With prejudgment interest going back over ten years, the total judgment to be entered should exceed $2.5 million. This is an expensive lesson for the defendants considering that, had they simply given Collins the required notice of shareholders’ meeting for the AlarmGuard sale, Collins’ only practical resort, other than going along with the sale and receiving his pro rata share of the distributions, would have been to exercise his right to an expensive dissenting shareholder appraisal proceeding. Either way, and assuming the $4.2 million deal with AlarmGuard represented fair market value or something reasonably close to it, by my rough estimation Collins would have received less than $400,000 in cash and/or stock for his combined interests in the Telcoa companies.
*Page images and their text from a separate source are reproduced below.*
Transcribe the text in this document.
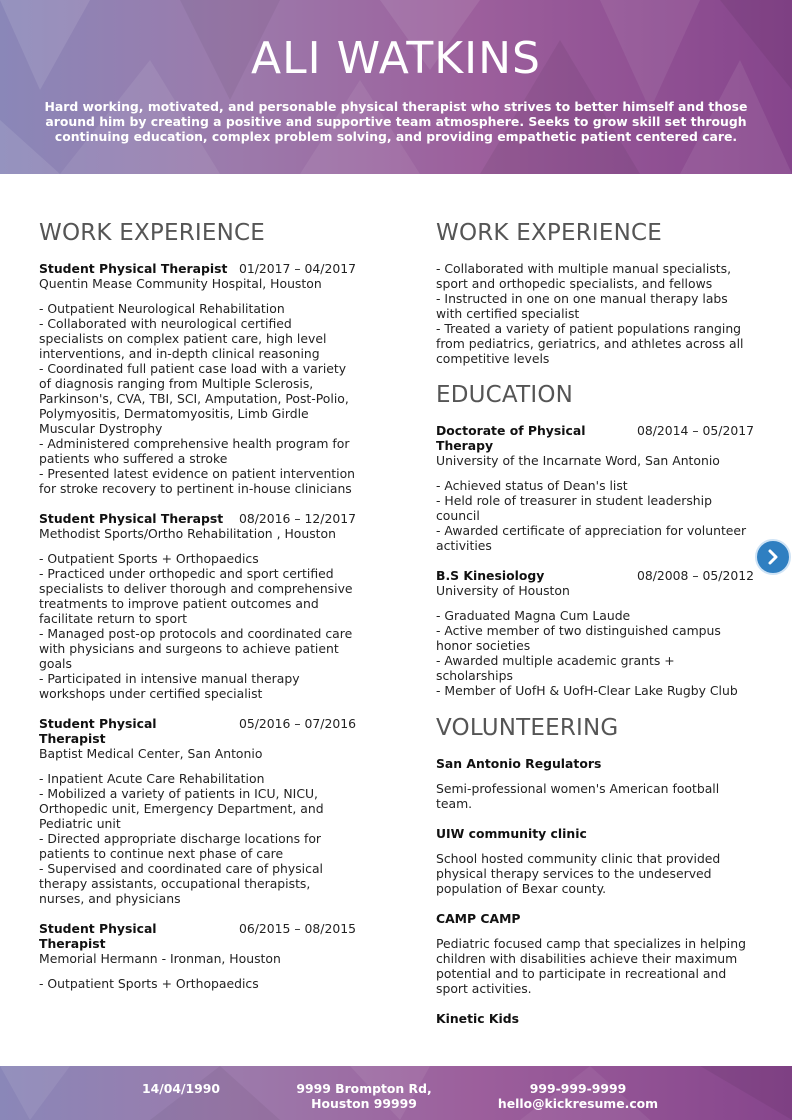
ALI WATKINS
Hard working, motivated, and personable physical therapist who strives to better himself and those around him by creating a positive and supportive team atmosphere. Seeks to grow skill set through continuing education, complex problem solving, and providing empathetic patient centered care.
WORK EXPERIENCE
Student Physical Therapist 01/2017 – 04/2017
Quentin Mease Community Hospital, Houston
- Outpatient Neurological Rehabilitation
- Collaborated with neurological certified specialists on complex patient care, high level interventions, and in-depth clinical reasoning
- Coordinated full patient case load with a variety of diagnosis ranging from Multiple Sclerosis, Parkinson's, CVA, TBI, SCI, Amputation, Post-Polio, Polymyositis, Dermatomyositis, Limb Girdle Muscular Dystrophy
- Administered comprehensive health program for patients who suffered a stroke
- Presented latest evidence on patient intervention for stroke recovery to pertinent in-house clinicians
Student Physical Therapst	08/2016 – 12/2017
Methodist Sports/Ortho Rehabilitation , Houston
- Outpatient Sports + Orthopaedics
- Practiced under orthopedic and sport certified specialists to deliver thorough and comprehensive treatments to improve patient outcomes and facilitate return to sport
- Managed post-op protocols and coordinated care with physicians and surgeons to achieve patient goals
- Participated in intensive manual therapy workshops under certified specialist
Student Physical Therapist
05/2016 – 07/2016
Baptist Medical Center, San Antonio
- Inpatient Acute Care Rehabilitation
- Mobilized a variety of patients in ICU, NICU, Orthopedic unit, Emergency Department, and Pediatric unit
- Directed appropriate discharge locations for patients to continue next phase of care
- Supervised and coordinated care of physical therapy assistants, occupational therapists, nurses, and physicians
Student Physical Therapist
06/2015 – 08/2015
Memorial Hermann - Ironman, Houston
- Outpatient Sports + Orthopaedics
WORK EXPERIENCE
- Collaborated with multiple manual specialists, sport and orthopedic specialists, and fellows
- Instructed in one on one manual therapy labs with certified specialist
- Treated a variety of patient populations ranging from pediatrics, geriatrics, and athletes across all competitive levels
EDUCATION
Doctorate of Physical Therapy
08/2014 – 05/2017
University of the Incarnate Word, San Antonio
- Achieved status of Dean's list
- Held role of treasurer in student leadership council
- Awarded certificate of appreciation for volunteer activities
B.S Kinesiology	08/2008 – 05/2012
University of Houston
- Graduated Magna Cum Laude
- Active member of two distinguished campus honor societies
- Awarded multiple academic grants + scholarships
- Member of UofH & UofH-Clear Lake Rugby Club
VOLUNTEERING
San Antonio Regulators
Semi-professional women's American football team.
UIW community clinic
School hosted community clinic that provided physical therapy services to the undeserved population of Bexar county.
CAMP CAMP
Pediatric focused camp that specializes in helping children with disabilities achieve their maximum potential and to participate in recreational and sport activities.
Kinetic Kids
14/04/1990	9999 Brompton Rd,
Houston 99999
999-999-9999
hello@kickresume.com
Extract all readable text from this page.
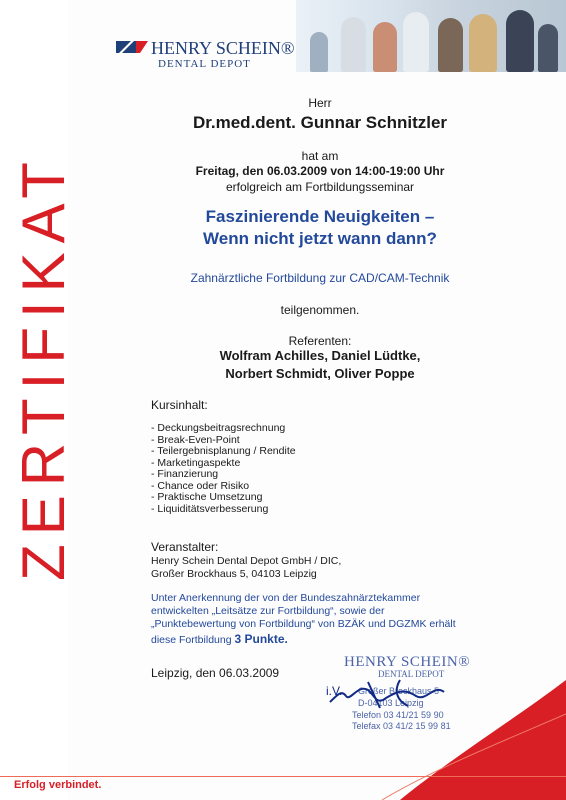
ZERTIFIKAT
HENRY SCHEIN®
DENTAL DEPOT
Herr
Dr.med.dent. Gunnar Schnitzler
hat am
Freitag, den 06.03.2009 von 14:00-19:00 Uhr
erfolgreich am Fortbildungsseminar
Faszinierende Neuigkeiten –
Wenn nicht jetzt wann dann?
Zahnärztliche Fortbildung zur CAD/CAM-Technik
teilgenommen.
Referenten:
Wolfram Achilles, Daniel Lüdtke,
Norbert Schmidt, Oliver Poppe
Kursinhalt:
- Deckungsbeitragsrechnung
- Break-Even-Point
- Teilergebnisplanung / Rendite
- Marketingaspekte
- Finanzierung
- Chance oder Risiko
- Praktische Umsetzung
- Liquiditätsverbesserung
Veranstalter:
Henry Schein Dental Depot GmbH / DIC,
Großer Brockhaus 5, 04103 Leipzig
Unter Anerkennung der von der Bundeszahnärztekammer
entwickelten „Leitsätze zur Fortbildung“, sowie der
„Punktebewertung von Fortbildung“ von BZÄK und DGZMK erhält
diese Fortbildung 3 Punkte.
Leipzig, den 06.03.2009
HENRY SCHEIN®
DENTAL DEPOT
Großer Brockhaus 5
D-04103 Leipzig
Telefon 03 41/21 59 90
Telefax 03 41/2 15 99 81
i.V.
Erfolg verbindet.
Finally, Collins’ claim for common-law dissolution, as opposed to judicial dissolution for shareholder oppression under BCL 1104-a, stems from Collins’ ownership of less than the minimum 20% stock interest required by the statute. (For more on common-law dissolution, read here.) The dissolution granted in Collins seems to be mostly of symbolic value given that all of the Telcoa companies’ assets were disposed of a decade or so earlier, which is precisely what makes Collins such an interesting and important case on the issue of minority shareholder remedies for fiduciary breach surrounding the sale of a company.